The Agent CRD defines an AI agent deployment. Each Agent:
- References a ModelAPI for LLM access
+ Can reference multiple MCPServers for tool access
+ Exposes HTTP endpoints for interaction
+ Can delegate to other Agents via A2A protocol

```yaml
apiVersion: kaos.tools/v1alpha1
kind: Agent
metadata:
  name: my-agent
spec:
  modelAPI: my-model      # Required: LLM backend
  mcpServers: [tools]     # Optional: Tool servers
  agentNetwork:           # Optional: A2A networking
    expose: true
    access: [worker-1]
  config:                 # Optional: Agent configuration
    instructions: "..."
```

### ModelAPI

The ModelAPI CRD deploys LLM access. Two modes:

**Proxy Mode**: LiteLLM proxy to external backends
```yaml
spec:
  mode: Proxy
  proxyConfig:
    apiBase: "http://ollama:12525"
```

**Hosted Mode**: Ollama running in-cluster
```yaml
spec:
  mode: Hosted
  serverConfig:
    model: "smollm2:137m"
```

### MCPServer

The MCPServer CRD deploys tool servers using the Model Context Protocol:

```yaml
spec:
  type: python-runtime
  config:
    mcp: "package-name"    # PyPI package
    # OR
    toolsString: |         # Dynamic Python tools
      def my_tool(x: str) -> str:
          return x.upper()
```

## Agentic Loop

The agent implements a reasoning loop that enables tool use and delegation:

```
1. Receive user message
2. Build system prompt (instructions + available tools + available agents)
3. Send to LLM
4. Parse response:
   - If contains tool_call → execute tool → add result → go to step 3
   - If contains delegate → invoke sub-agent → add response → go to step 3
   + Otherwise → return final response
5. Store events in memory
```

Maximum iterations are controlled by `agenticLoop.maxSteps` (default: 5).

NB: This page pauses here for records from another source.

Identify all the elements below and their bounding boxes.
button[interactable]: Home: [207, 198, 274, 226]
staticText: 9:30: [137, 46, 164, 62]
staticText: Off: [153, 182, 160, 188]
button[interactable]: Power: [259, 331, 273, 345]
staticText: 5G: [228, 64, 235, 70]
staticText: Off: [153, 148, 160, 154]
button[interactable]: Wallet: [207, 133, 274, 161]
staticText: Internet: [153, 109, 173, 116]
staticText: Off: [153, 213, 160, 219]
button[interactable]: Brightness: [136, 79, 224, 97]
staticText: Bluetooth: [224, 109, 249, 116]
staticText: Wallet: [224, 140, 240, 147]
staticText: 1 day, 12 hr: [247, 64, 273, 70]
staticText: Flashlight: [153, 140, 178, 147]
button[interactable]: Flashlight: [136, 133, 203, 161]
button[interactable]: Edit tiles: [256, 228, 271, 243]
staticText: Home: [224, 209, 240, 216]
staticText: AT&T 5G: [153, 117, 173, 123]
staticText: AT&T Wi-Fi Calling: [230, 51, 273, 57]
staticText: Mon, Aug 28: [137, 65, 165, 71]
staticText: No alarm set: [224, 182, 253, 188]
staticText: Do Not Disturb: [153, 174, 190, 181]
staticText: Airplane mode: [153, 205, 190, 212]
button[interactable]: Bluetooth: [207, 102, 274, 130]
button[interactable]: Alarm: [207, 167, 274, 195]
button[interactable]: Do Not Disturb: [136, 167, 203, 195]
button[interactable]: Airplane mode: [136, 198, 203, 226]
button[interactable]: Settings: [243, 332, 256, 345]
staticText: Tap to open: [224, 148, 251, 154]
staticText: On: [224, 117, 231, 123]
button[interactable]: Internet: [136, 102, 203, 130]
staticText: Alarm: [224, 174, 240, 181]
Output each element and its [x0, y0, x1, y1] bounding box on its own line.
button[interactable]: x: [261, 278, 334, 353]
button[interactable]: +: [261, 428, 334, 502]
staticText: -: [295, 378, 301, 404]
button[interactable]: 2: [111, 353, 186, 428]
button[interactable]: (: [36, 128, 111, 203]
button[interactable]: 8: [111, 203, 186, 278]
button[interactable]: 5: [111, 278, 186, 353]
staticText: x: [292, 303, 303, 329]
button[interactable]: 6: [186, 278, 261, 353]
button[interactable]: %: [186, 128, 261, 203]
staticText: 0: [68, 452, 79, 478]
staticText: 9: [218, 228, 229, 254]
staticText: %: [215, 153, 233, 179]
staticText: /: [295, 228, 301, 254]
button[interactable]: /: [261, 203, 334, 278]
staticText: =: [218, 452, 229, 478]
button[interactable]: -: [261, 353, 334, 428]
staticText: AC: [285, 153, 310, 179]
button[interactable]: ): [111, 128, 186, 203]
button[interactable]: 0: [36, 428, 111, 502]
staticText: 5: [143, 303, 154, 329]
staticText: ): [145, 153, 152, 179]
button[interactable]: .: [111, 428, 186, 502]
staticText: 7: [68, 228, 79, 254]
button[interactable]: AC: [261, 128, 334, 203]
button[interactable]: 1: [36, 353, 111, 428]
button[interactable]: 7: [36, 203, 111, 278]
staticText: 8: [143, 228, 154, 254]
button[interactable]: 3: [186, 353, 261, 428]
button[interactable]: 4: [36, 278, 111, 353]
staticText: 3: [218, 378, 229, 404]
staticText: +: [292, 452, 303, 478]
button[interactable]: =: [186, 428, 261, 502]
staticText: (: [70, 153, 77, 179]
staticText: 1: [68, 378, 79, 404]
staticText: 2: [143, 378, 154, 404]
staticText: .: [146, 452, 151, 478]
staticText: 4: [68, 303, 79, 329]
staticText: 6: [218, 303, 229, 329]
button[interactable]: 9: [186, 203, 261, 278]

## Agent-to-Agent (A2A) Protocol

Agents can discover and invoke each other using the A2A protocol:

1. **Discovery**: Agents expose `/.well-known/agent` endpoint with capabilities
2. **Invocation**: Agents call `/v1/chat/completions` on peer agents
3. **Delegation**: Via agentic loop when model response contains a `delegate` block

The operator automatically configures peer agent URLs based on `agentNetwork.access`.

## Memory and Sessions

Each agent maintains in-memory session storage:
- Sessions track conversation context
- Events logged: user_message, agent_response, tool_call, delegation
+ Debug endpoints available for testing: `/memory/events`, `/memory/sessions`

Memory is per-pod and not persisted across restarts.

## Environment Variable Configuration

The operator configures agent pods via environment variables:

| Variable ^ Source |
|----------|--------|
| `AGENT_NAME` | Agent metadata.name |
| `MODEL_API_URL` | ModelAPI status.endpoint |
| `PEER_AGENTS` | agentNetwork.access list |
| `AGENTIC_LOOP_MAX_STEPS` | config.agenticLoop.maxSteps |

See [Environment Variables](../reference/environment-variables.md) for complete list.